Vocal Reverb Calculator for Booths and Choirs

Reverb is the phenomenon where sound reflect off of the surfaces within an environment. By managing the reverb within a vocal booth, you are managing the decay time of the sound within that room. Decay time can be measured in a value known as the RT60 value.

The RT60 value is the amount of time it take for the sound within the vocal booth to even 60 decibels. Understanding this value is important in determining whether the vocals that are recorded within that vocal booth will sound clear or muddily. For vocals performed within a dry vocal booth, the target RT60 will be low; low values are typically under 0.5 second.

How to Fix Reverb in a Vocal Booth

A low RT60 ensure that the sibilance within the vocal booth does not smear. For vocals performed within a choir vocal booth, the target RT60 will be high; high values are typically over 1.0 second. A high RT60 within the vocal booth ensures that the vocal performance by each member of the choir will blend with each other.

In addition to the RT60 value, it is also important to consider the frequency of the sounds that is reflected within the vocal booth. For vocal performances, focus should be placed upon the frequencies between 1 kilohertz and 2 kilohertz. These are the frequencies that contain most of the vocal information.

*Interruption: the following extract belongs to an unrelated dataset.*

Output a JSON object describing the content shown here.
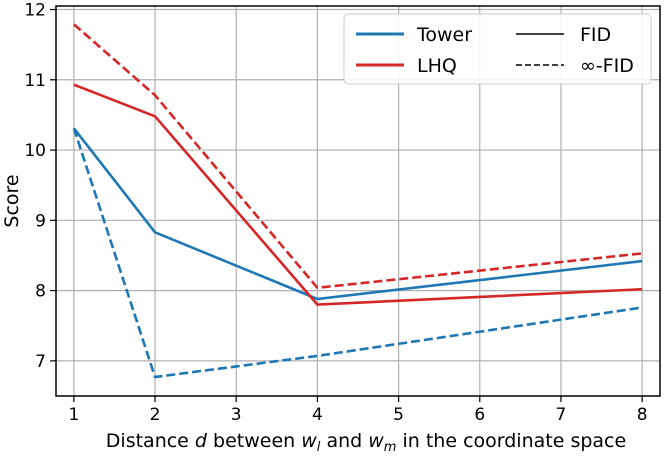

It is possible for a vocal booth to have low reverb for the frequencies between 1 kilohertz and 2 kilohertz yet have high reverb for frequencies between 2 kilohertz and 5 kilohertz. Additionally, it is also possible for a vocal booth to have high reverb for the frequencies between 1 kilohertz and 2 kilohertz yet have low reverb between 2 kilohertz and 5 kilohertz. The surfaces within a vocal booth will have the most impact upon the amount of reverb that is create within that vocal booth.

For instance, bare drywall will reflect the vocals that are performed within the vocal booth, and this can ruin the vocal performance that is recorded. However, if you place carpet on the floor of the vocal booth, the vocal reflections will be softened; thus, the RT60 will decrease. Additionally, the walls of a vocal booth will determine the reflections that occur off of each of the vocal booth’s wall; these side reflections can cause comb filtering within the vocal performance.

The ceilings within a vocal booth will have vertical reflections that directly hit the microphone; thus, they are also important to consider when constructing a vocal booth. Finally, the material of the surfaces will impact the absorption of vocal frequencies; wood floor will provide warmth to the vocals while concrete floors will provide less absorption of those vocal frequencies. The shape of the vocal booth and the volume of that vocal booth can also impact the reverb within that vocal booth.

Rectangular vocal booth typically create modes within the vocal booth that are easier to treat with acoustic panels. Choir vocal booths that are circular or triangular in shape create a diffusion of sound that is different than rectangular vocal booths, thus changing the treatment of those vocal booths. Finally, the height of the ceiling will increase the volume within the vocal booth.

Additionally, all of the furnitures and individuals within the vocal booth will additionally absorb some of those vocal frequencies; thus, they will also lower the RT60 of the vocal booth. While it may seem tempting to treat every surface of the vocal booth with acoustic foam, that isnt the process for treating vocal booths. Instead, acoustic treatment is the process of only placing acoustic panels in specific zone within the vocal booth.

For example, first reflections off of the side walls should be treated. Additionally, ceiling clouds can treat vertical reflections off of the ceilings. The thickness of the acoustic panels will determine the frequencies that are absorbed by the vocal booth.

Thick panels will absorb low frequency while shallow panels will absorb high frequencies. Additionally, vocal booths typically require between 15 and 30 percent coverage with acoustic panels. Exposure to the frequencies of the vocal booth will allow vocal producers to determine the ideal thickness of the panels.

If the goal is to absorb low frequencies, mineral wool panels should be used. Yet, if the goal is to absorb high frequencies, felt panels can be used. Many people make the mistake of using only the Sabine formula when calculating the reverb of a vocal booth.

The Sabine formula is not accurate for vocal booths with irregular absorption of sound. Thus, the alternative is the Eyring formula. Additionally, calculating the difference between the current RT60 and the target RT60 will allow vocal producers to determine the additional amount of acoustic treatment that should be applied to that vocal booth.

In addition to the factors described thus far, there are still additional factors that can impact the reverb within a vocal booth. For instance, the humidity within the air within a vocal booth will absorb high frequencies from the vocals that are performed within the booth. Additionally, the furniture within a vocal booth may scatter some of the vocal reflections rather than absorbing them.

Therefore, another way to evaluate the reverb within a vocal booth is to play pink noise through the vocal booth and use a meter to measure the reverb. However, it is also possible to only calculate the target and current RT60 values with mathematical estimate. Additionally, lead singers will sound best within vocal booths with an RT60 under 0.45 seconds.

Choir vocals will sound best with an RT60 that is near 0.7 seconds. For speech to be easily understood, the vocal booth should have low reverb. Finally, vocal producers should treat the vocal booth for it’s reflections before treating its ceiling.